Robert F. Kennedy Jr.’s capacity for “overcoming great adversity” lends him an air of heroism, contends Vincent, a New York Post reporter. But this biography frequently casts the Health and Human Services secretary in a rather different light. Her account is partially based on Kennedy’s diaries, which his second wife, Mary Richardson Kennedy, who died by suicide in 2012, had “seized” during marital troubles. Along with ruminations on his father’s assassination and the pressures of being a Kennedy, the diaries record his extramarital trysts.
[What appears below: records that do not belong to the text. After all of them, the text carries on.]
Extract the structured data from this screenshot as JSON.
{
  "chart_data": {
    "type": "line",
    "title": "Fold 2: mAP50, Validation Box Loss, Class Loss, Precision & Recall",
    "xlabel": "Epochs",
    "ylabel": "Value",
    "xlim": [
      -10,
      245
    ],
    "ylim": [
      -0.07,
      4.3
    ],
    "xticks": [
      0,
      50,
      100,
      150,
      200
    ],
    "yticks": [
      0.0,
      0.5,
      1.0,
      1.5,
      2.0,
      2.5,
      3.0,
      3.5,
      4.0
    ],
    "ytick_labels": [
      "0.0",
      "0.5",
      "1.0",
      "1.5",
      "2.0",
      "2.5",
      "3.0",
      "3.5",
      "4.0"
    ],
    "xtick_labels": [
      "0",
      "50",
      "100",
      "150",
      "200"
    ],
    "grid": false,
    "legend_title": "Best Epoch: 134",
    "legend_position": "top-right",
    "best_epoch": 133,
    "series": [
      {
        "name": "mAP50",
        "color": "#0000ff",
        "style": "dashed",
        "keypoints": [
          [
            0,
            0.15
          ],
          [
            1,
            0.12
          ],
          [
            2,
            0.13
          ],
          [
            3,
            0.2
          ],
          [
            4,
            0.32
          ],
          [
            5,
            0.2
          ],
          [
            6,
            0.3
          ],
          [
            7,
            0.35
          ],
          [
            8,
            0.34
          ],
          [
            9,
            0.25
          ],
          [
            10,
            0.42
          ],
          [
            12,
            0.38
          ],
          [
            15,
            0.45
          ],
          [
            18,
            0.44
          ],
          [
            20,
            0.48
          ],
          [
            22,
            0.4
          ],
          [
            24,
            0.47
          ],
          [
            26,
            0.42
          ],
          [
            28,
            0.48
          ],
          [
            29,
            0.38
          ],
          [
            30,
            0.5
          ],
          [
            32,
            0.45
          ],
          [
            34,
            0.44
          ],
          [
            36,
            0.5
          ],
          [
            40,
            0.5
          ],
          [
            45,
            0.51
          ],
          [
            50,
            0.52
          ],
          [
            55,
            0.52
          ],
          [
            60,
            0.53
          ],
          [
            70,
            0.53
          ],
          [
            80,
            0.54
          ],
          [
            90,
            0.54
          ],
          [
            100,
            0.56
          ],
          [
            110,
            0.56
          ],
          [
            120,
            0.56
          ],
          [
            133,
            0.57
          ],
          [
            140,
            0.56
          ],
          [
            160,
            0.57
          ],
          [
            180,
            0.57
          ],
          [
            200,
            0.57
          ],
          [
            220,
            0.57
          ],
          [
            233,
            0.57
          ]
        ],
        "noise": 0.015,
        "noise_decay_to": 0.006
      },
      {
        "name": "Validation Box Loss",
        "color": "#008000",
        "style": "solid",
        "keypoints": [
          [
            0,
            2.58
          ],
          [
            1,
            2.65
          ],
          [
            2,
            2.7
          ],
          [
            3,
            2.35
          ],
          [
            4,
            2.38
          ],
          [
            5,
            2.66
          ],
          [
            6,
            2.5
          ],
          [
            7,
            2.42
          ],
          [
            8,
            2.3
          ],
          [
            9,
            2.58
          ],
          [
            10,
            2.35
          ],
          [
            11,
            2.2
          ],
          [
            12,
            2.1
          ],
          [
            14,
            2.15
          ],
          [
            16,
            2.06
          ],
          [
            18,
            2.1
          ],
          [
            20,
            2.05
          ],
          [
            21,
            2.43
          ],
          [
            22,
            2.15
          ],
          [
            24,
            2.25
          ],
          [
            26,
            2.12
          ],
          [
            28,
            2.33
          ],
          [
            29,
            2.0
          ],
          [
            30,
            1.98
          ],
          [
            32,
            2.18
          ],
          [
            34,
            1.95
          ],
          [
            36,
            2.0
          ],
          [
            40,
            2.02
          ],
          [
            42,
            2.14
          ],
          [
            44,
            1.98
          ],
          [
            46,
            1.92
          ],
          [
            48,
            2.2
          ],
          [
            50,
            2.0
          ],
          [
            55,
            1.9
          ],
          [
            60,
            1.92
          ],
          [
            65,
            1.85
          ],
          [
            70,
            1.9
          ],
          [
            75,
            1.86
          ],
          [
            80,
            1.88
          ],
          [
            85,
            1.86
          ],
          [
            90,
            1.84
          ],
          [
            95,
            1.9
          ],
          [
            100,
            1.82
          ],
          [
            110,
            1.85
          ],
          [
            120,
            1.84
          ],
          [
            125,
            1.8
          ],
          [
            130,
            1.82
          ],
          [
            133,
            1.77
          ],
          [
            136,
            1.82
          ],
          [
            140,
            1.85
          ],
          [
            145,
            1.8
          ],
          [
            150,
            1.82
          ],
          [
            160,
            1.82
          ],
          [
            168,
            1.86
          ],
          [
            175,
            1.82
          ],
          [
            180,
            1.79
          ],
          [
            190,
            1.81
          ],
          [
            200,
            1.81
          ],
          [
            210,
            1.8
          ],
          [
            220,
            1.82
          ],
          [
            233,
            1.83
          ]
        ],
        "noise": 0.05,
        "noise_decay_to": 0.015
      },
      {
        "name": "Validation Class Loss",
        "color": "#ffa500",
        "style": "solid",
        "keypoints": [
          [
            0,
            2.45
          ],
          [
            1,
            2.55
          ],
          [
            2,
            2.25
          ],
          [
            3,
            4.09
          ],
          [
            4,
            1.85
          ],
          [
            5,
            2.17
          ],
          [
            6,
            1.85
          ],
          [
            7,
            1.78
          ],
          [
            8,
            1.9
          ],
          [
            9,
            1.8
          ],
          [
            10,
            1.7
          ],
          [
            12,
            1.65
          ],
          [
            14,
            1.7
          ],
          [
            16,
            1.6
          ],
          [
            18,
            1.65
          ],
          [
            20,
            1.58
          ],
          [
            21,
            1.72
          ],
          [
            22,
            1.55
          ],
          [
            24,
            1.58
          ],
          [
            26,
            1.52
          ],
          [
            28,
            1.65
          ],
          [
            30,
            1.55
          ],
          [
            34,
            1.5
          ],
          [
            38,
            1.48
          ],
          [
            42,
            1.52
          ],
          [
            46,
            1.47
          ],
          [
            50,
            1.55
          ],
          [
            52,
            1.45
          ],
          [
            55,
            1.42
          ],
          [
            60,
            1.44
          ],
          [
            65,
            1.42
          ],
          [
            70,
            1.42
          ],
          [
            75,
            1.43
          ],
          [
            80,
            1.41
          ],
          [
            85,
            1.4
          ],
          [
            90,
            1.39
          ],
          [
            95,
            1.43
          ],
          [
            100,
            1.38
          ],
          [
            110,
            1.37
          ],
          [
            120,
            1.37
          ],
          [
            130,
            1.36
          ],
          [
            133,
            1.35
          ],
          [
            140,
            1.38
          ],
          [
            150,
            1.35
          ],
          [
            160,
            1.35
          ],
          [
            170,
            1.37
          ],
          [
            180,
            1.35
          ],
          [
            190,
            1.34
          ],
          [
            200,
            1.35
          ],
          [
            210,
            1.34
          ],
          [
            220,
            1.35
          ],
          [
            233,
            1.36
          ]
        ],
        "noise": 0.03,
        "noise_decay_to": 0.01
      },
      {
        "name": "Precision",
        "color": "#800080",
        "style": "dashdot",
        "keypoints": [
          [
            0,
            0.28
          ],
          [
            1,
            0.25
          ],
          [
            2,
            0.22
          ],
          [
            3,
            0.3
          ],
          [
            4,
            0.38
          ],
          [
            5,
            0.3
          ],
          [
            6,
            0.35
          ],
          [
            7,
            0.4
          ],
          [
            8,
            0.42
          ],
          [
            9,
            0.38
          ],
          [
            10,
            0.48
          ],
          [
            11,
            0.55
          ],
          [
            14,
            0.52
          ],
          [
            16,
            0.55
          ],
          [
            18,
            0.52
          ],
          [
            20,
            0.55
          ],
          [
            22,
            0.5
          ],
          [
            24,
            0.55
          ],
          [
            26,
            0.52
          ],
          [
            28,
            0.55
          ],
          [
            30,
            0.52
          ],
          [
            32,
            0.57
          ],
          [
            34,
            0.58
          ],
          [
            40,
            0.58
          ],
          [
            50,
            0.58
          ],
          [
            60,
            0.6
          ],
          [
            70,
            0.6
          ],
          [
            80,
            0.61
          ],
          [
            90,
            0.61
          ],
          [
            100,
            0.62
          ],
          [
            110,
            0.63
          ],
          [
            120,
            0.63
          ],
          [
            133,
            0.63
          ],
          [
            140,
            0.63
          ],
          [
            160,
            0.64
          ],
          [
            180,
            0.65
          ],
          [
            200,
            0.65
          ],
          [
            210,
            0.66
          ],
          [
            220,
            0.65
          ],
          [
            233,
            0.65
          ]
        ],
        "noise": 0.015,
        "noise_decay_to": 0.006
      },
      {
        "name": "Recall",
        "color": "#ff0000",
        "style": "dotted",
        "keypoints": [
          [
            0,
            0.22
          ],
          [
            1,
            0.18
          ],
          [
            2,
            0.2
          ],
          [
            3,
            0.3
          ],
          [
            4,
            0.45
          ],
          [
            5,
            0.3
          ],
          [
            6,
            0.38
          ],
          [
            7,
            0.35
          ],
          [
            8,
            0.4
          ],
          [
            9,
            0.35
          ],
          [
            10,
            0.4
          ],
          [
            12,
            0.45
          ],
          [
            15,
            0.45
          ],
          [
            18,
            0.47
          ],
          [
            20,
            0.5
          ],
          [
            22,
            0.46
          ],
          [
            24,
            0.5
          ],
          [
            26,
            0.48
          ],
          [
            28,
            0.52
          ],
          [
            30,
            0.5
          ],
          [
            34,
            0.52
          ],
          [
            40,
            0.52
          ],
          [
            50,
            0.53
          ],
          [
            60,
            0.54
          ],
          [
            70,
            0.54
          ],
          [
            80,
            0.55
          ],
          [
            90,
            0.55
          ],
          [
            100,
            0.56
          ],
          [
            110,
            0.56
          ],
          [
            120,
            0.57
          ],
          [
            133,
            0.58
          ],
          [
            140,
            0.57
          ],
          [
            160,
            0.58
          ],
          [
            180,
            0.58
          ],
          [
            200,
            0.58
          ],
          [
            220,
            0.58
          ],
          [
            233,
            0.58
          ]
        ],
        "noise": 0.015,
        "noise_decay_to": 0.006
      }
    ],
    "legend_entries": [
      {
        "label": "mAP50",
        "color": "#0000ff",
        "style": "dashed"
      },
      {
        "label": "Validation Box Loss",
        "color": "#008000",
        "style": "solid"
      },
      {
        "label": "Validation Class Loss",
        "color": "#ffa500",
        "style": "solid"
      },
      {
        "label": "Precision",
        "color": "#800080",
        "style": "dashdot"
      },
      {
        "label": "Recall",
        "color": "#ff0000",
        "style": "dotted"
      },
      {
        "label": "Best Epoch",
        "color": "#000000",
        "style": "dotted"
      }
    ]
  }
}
The book’s main theme is “Kennedy privilege and entitlement.” We read of a young Kennedy taking his pet lion (a gift from a TV personality) to boarding school; reportedly introducing his brother, David, to heroin; and selling cocaine to a fellow Harvard student—says the journalist Kurt Andersen, who was the student in question. As a teenager, Kennedy learns that he can earn “serious cash by trading on his last name” when his late uncle John F. Kennedy’s best friend secures him a lucrative publishing deal. Some who knew him as an environmental lawyer decades ago describe Kennedy as self-aggrandizing, “arrogant and nasty”—primarily useful because his fame netted big donations. When Kennedy pivoted to outspoken vaccine skepticism, he wrote a factually unsound article that was published in two well-known publications. As Vincent insightfully notes, the article’s retraction fueled suspicions among antivaxxers “that there was a media conspiracy to keep the truth” hidden. Though she adds little to what’s known about Kennedy’s record at HHS, Vincent finds room to characterize Kennedy family members’ opposition to his appointment as “unhinged” and “hysterical.”
A none-too-flattering portrait of a Kennedy scion scrutinizes his eventful personal life and divisive activism.